One of the most intriguing responses, well under way, is the closing of miles and miles of streets to automobiles. With traffic all but gone, and clean skies soaring overhead, cities from Oakland, California, to Berlin have opened up vast swaths of roadways to pedestrians and cyclists only. There are immediate practical reasons: many city sidewalks tend to be too narrow for social distancing, and there’s been a demand for more public space, as parks become crowded and cooped-up residents need room to walk or jog.
But the longer-term benefits to the health of both humans and the planet are obvious too, as carbon emissions and dirty air have radically decreased with much of the world’s population housebound. In Paris, Mayor Anne Hidalgo, who has long campaigned against traffic congestion, declared that the City of Light would never return to heavy car use post-pandemic. “Pollution joined up with coronavirus is a particularly dangerous cocktail,” she said. Indeed, a Harvard study has suggested a link between long-term exposure to air pollutants and death from the virus (even as the U.S. government rolls back clean-air regulations).
One major unknown is how many people—particularly in America—will give up their cars in the near future to walk, bike, or use public transit, especially with fears of crowded subway cars and buses. And will most street closures become permanent, or will those roads reopen to vehicles?
And how many people, now working from home, will be commuting to work again? A number of architecture firms, such as Gensler, Perkins and Will, and HGA, are busy advising clients on adapting office space to the new normal, despite the stark reality that a multitude of white-collar workers will probably never return to their old desks full-time. Still, barriers between workstations and conference rooms arranged for just a few people—with the rest joining meetings remotely—are among the simpler social-distancing strategies that companies are putting in place now.
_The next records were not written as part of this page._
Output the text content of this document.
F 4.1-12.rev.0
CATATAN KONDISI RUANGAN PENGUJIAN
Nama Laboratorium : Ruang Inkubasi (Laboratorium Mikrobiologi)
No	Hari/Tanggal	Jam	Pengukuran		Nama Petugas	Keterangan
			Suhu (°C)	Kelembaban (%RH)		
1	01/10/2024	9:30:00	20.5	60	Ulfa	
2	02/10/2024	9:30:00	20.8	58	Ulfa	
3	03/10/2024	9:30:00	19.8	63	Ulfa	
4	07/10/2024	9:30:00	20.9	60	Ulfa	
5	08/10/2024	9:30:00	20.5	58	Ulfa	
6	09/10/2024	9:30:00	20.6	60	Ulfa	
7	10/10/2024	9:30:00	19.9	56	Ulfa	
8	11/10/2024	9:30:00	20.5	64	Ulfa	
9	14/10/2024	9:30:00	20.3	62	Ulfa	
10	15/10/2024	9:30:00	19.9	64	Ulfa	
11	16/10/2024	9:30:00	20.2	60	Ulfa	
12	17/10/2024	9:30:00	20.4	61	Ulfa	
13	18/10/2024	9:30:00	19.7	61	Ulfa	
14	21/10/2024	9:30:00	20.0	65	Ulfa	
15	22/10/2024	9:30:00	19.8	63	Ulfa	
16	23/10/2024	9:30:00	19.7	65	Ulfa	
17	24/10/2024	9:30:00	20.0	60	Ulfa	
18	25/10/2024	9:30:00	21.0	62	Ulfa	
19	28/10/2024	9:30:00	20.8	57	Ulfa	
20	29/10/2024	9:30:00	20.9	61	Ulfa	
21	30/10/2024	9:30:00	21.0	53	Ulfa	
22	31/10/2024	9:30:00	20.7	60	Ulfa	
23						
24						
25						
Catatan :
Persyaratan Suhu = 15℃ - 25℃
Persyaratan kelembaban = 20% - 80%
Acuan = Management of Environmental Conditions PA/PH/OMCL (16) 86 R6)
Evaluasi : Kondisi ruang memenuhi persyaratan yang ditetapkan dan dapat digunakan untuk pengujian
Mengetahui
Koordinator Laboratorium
Planners are also suggesting HVAC upgrades to reduce the risk of infection via air circulation. And offices should be adapted to accommodate some staff, some of the time, to keep a creative culture alive. Clients of SOM, for example, “have embraced collaborative or shared semi-public spaces,” says a firm director, Julia Murphy, allowing “different business segments to cross-pollinate. That won’t go away.”
Similarly, shops and restaurants are figuring out how to reopen to attract the confidence of customers. Last month, MASS Design Group released strategic guidelines for restaurants, proposing flexible spaces and table configurations as well as sanitation measures (it is one of a series of open-source documents on the firm’s website that address safety for different building types). As summer approaches, the expansion of outdoor dining—aided by all those urban street closures—could make more American neighborhoods look a little like Paris.
In this, our annual issue of record devoted to interiors, we are looking to the future with several well-crafted new projects, including two restaurants—one by Bates Masi + Architects in New York and another in Bentonville, Arkansas, by Marlon Blackwell Architects—that, by press time, remained closed or partly closed but are expected to reopen fully soon.
Especially sad, however, is the spectacular stage set, designed by Barkow Leibinger for Beethoven’s Fidelio installed in the empty Theater an der Wien: it ended up only as a production for television, filmed days before the opening—which never happened. (You can watch it on YouTube.)
One more nod to the future is the issue of record you are holding in your hands or reading online. That’s because we have a contemporary new look: a cleaner, more readable design undertaken by the magazine’s art director, Mike Powell, in close collaboration with the editors. We hope you enjoy it, whether you’re still sheltering in place, or beginning to venture out into the world once more.